A pesquisa também apresenta as disparidades de acesso tanto por regiões do país, quanto as diferenças socioeconômicas. Em números o Sudeste (91%), Sul (88%) e Centro-Oeste (86%) apresentaram percentuais superiores aos encontrados no Nordeste (73%) e Norte (69%). E em relação a classe, a quase totalidade (98%) das crianças e adolescentes que pertencem a classes AB era usuária da internet, e entre aqueles das classes DE, a porcentagem foi de 66% (CGI.br, 2016b, p. 99).

Um dos pontos de destaque do estudo é que já são 22 milhões (91%) de crianças e adolescentes se conectando via telefone celular. E neste quesito não foram encontradas disparidades expressivas entre classes ou regiões do país, o que revela a penetração do dispositivo móvel entre essa faixa etária mesmo em populações com limitações de conectividade (CGI.br, 2016b p. 104).

Em contrapartida, o uso de computadores, console de jogos e televisão apontou disparidades entre as classes, nesse contexto, o que indica que as classes AB têm à sua disposição uma variedade maior de dispositivos para acesso à rede, quando comparados aos de classes mais baixas.

Os resultados são essenciais para atentarmos ao que está sendo feito pelos adolescentes na internet e juntamente dos dados dos Retratos da leitura do Brasil compreender os usos no âmbito da leitura e do livro. Da mesma forma que são importantes para compreendermos até que ponto os adolescentes dispõem de habilidades e competências para a produção de interações e participações efetivas na rede, tanto do uso cotidiano dos diferentes aplicativos, como do que é próprio da leitura.
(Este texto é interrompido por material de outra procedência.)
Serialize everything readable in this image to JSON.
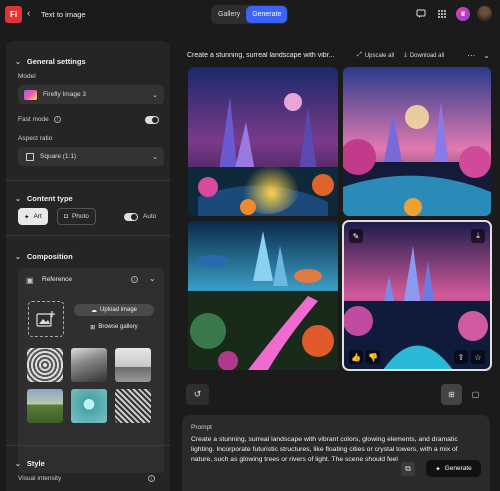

Essas atividades realizadas na internet devem atentar para o que Livingstone (et al, 2015, p.167) chama a atenção, pois “com um maior uso de tecnologias digitais, aumenta também a tendência de crianças desenvolverem competências digitais e obterem benefícios tangíveis a partir desse uso”. Ou seja, as possibilidades de participação de crianças e adolescentes nas redes também dependem da aprendizagem do uso dessas ferramentas, que podem contribuir para o melhor aproveitamento das oportunidades nesse ambiente, da mesma forma que a educação para as novas mídias proporciona mais segurança em relação aos perigos e desafios dos meios digitais.

Entretanto, é importante destacarmos que os dados apresentados por pesquisas como as mencionadas também sinalizam as desigualdades regionais e socioeconômicas nas diferentes regiões do país. Da mesma forma, constituem-se como desafios à inclusão digital e o acesso à leitura, sendo dados que podem contribuir para a elaboração e aperfeiçoamento de políticas públicas que levem em conta o contexto, as dificuldades e as expectativas de adolescentes leitores. A questão econômica interfere diretamente no acesso e consumo de livros impressos

ou digitais, como visto nos indicativos apresentados pela pesquisa, pois os jovens que têm o apoio dos pais conseguem ter mais acesso a publicações e dispositivos do que aqueles que não têm condições para isso. O acesso pode ser em nível da compra do livro físico ou do acesso à internet para compra de livros on-line.